Subject: File No. S7-12-06
From: Robert Almy

April 16, 2007

"The current definition of a threshold security is based, in part, on a security having a threshold level of fails that is equal to at least one-half of one percent of an issuers total shares outstanding.

The current definition is way to high and time to become a threshold security is way to long. The Bloomberg (Phantom Shares) special stated the SEC wanted to eliminate fails to deliver (FTD) before a security became listed.

First, the term threshold is a contradiction in fact. So-called Threshold Securities are not standing on the doorsill waiting for something bad to happen. They have been run over and dragged down the highway to hell by a FTD steamroller. By the time theyre listed millions of shares have already FTD. These are FTD securities.

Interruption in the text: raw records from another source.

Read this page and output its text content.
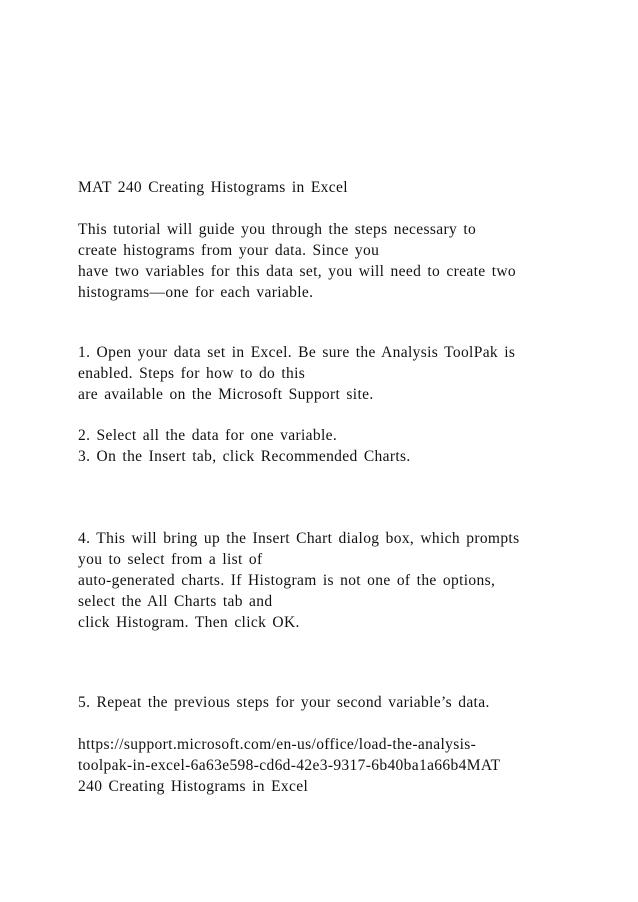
MAT 240 Creating Histograms in Excel
This tutorial will guide you through the steps necessary to
create histograms from your data. Since you
have two variables for this data set, you will need to create two
histograms—one for each variable.
1. Open your data set in Excel. Be sure the Analysis ToolPak is
enabled. Steps for how to do this
are available on the Microsoft Support site.
2. Select all the data for one variable.
3. On the Insert tab, click Recommended Charts.
4. This will bring up the Insert Chart dialog box, which prompts
you to select from a list of
auto-generated charts. If Histogram is not one of the options,
select the All Charts tab and
click Histogram. Then click OK.
5. Repeat the previous steps for your second variable’s data.
https://support.microsoft.com/en-us/office/load-the-analysis-
toolpak-in-excel-6a63e598-cd6d-42e3-9317-6b40ba1a66b4MAT
240 Creating Histograms in Excel
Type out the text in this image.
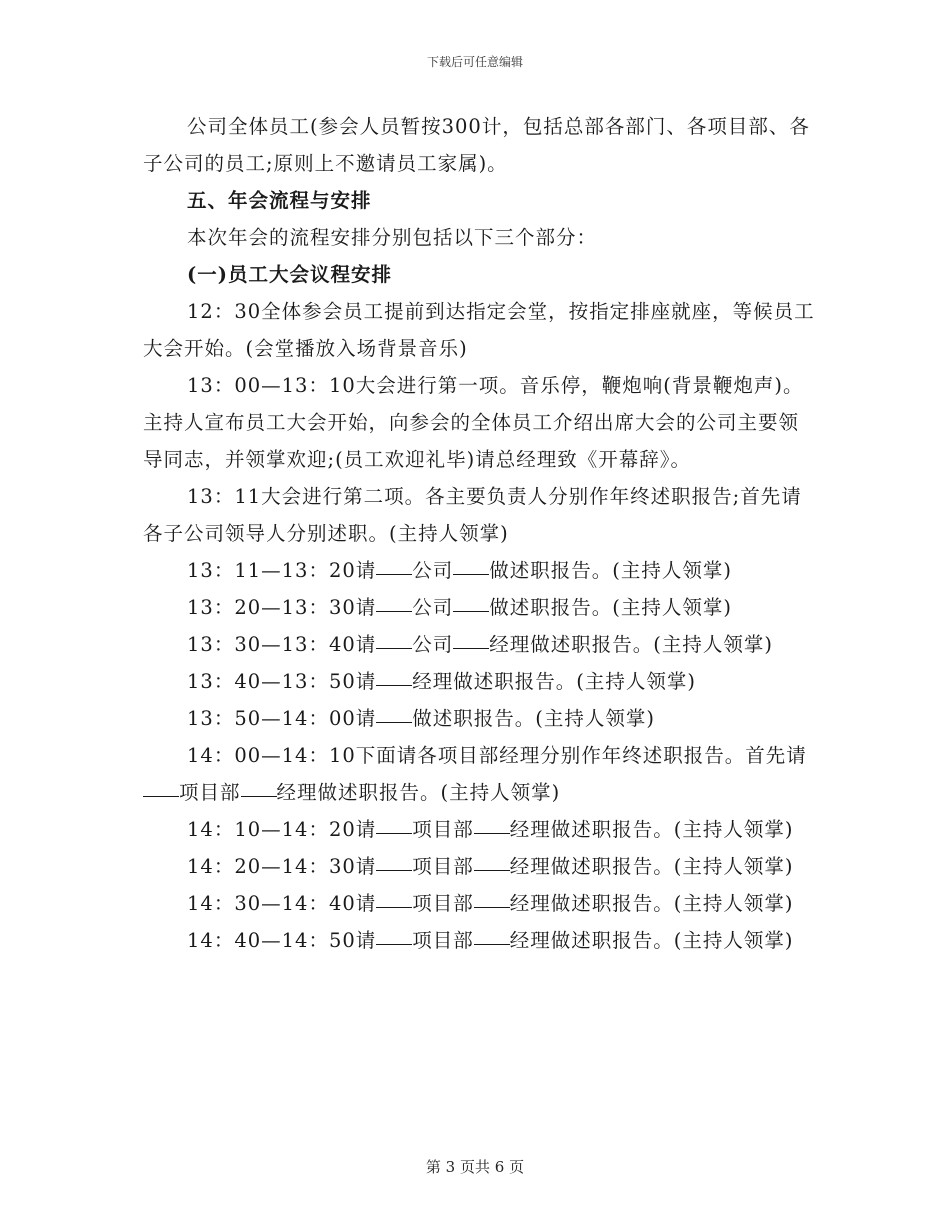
下载后可任意编辑

公司全体员工(参会人员暂按300计，包括总部各部门、各项目部、各子公司的员工;原则上不邀请员工家属)。

五、年会流程与安排

本次年会的流程安排分别包括以下三个部分：

(一)员工大会议程安排

12：30全体参会员工提前到达指定会堂，按指定排座就座，等候员工大会开始。(会堂播放入场背景音乐)

13：00—13：10大会进行第一项。音乐停，鞭炮响(背景鞭炮声)。主持人宣布员工大会开始，向参会的全体员工介绍出席大会的公司主要领导同志，并领掌欢迎;(员工欢迎礼毕)请总经理致《开幕辞》。

13：11大会进行第二项。各主要负责人分别作年终述职报告;首先请各子公司领导人分别述职。(主持人领掌)

13：11—13：20请 公司 做述职报告。(主持人领掌)

13：20—13：30请 公司 做述职报告。(主持人领掌)

13：30—13：40请 公司 经理做述职报告。(主持人领掌)

13：40—13：50请 经理做述职报告。(主持人领掌)

13：50—14：00请 做述职报告。(主持人领掌)

14：00—14：10下面请各项目部经理分别作年终述职报告。首先请项目部 经理做述职报告。(主持人领掌)

14：10—14：20请 项目部 经理做述职报告。(主持人领掌)

14：20—14：30请 项目部 经理做述职报告。(主持人领掌)

14：30—14：40请 项目部 经理做述职报告。(主持人领掌)

14：40—14：50请 项目部 经理做述职报告。(主持人领掌)

第 3 页共 6 页
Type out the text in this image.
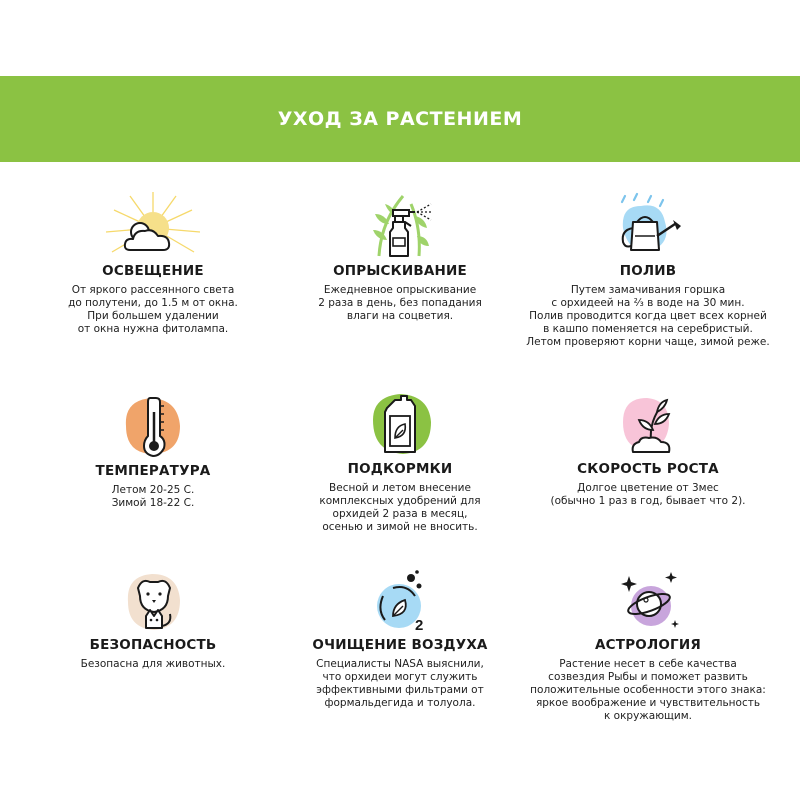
УХОД ЗА РАСТЕНИЕМ
ОСВЕЩЕНИЕ
От яркого рассеянного света
до полутени, до 1.5 м от окна.
При большем удалении
от окна нужна фитолампа.
ОПРЫСКИВАНИЕ
Ежедневное опрыскивание
2 раза в день, без попадания
влаги на соцветия.
ПОЛИВ
Путем замачивания горшка
с орхидеей на ⅔ в воде на 30 мин.
Полив проводится когда цвет всех корней
в кашпо поменяется на серебристый.
Летом проверяют корни чаще, зимой реже.
ТЕМПЕРАТУРА
Летом 20-25 С.
Зимой 18-22 С.
ПОДКОРМКИ
Весной и летом внесение
комплексных удобрений для
орхидей 2 раза в месяц,
осенью и зимой не вносить.
СКОРОСТЬ РОСТА
Долгое цветение от 3мес
(обычно 1 раз в год, бывает что 2).
БЕЗОПАСНОСТЬ
Безопасна для животных.
2
ОЧИЩЕНИЕ ВОЗДУХА
Специалисты NASA выяснили,
что орхидеи могут служить
эффективными фильтрами от
формальдегида и толуола.
АСТРОЛОГИЯ
Растение несет в себе качества
созвездия Рыбы и поможет развить
положительные особенности этого знака:
яркое воображение и чувствительность
к окружающим.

The must be a mandatory pre-borrow requirement. It must be verified and have instant punitive action for anyone who violates the requirement. (1) Begin applying mandatory buy-ins to cases of failed deliveries whether or not they occur on the scale required for a stock to be designated a threshold security. This approach is used in Germany, Austria and Singapore and prohibit all short sales in the security until the buys in are complete; (2) Remove financial incentives for parties who continue to create and sell unregistered securities and in general abuse the settlement process. Don't let them have any of the cash, including any commissions, until they settle the trades. Don't let their clearing firms mark down the prices of shares the participants short as the prices are driven down, until they settle the trades; (3) The violator(s) and the broker(s) involved should lose the right to short securities directly or indirectly through another source for not less than 1 year and up to permanently depending on the extent of the violations. Fines not less than treble the value of the entire trade(s) at the time of the short(s) and/or mandatory jail sentences.

In order to ensure the pre-borrow requirement is strictly adhered to; disclosure of aggregate fail to deliver positions is essential to provide the necessary transparency. The amount or level of fails to deliver in all securities needs to be publicly disclosed on a daily basis.

Market maker exception is a key component in the FTD problem. It is illegal to collect money for selling something that you don't own, borrow, or intend to deliver. With todays straight through trading and a mandatory pre-borrow requirement there is no need for anyone to need more than T+3.

Concerns about reducing liquidity or otherwise reducing the willingness of options market makers to make markets in threshold securities are a non-issue. Trying to create liquidity with unregistered securities and FTD is absurd. Allowing OMM to hedge their positions with more than T+3 and pre-threshold noncompliance is unconscionable.

Neither short selling nor naked short selling is included in the plain meaning of liquidity. Thus short selling may only be considered as a privilege and not a right. This privilege can only be extended if the rightful owner (with his/her knowledge and consent) loans the asset or security to another party to sell short. Asking if OMM would be discouraged to make markets that trample the rights and loot the accounts of the rightful owners of the securities is beyond reason.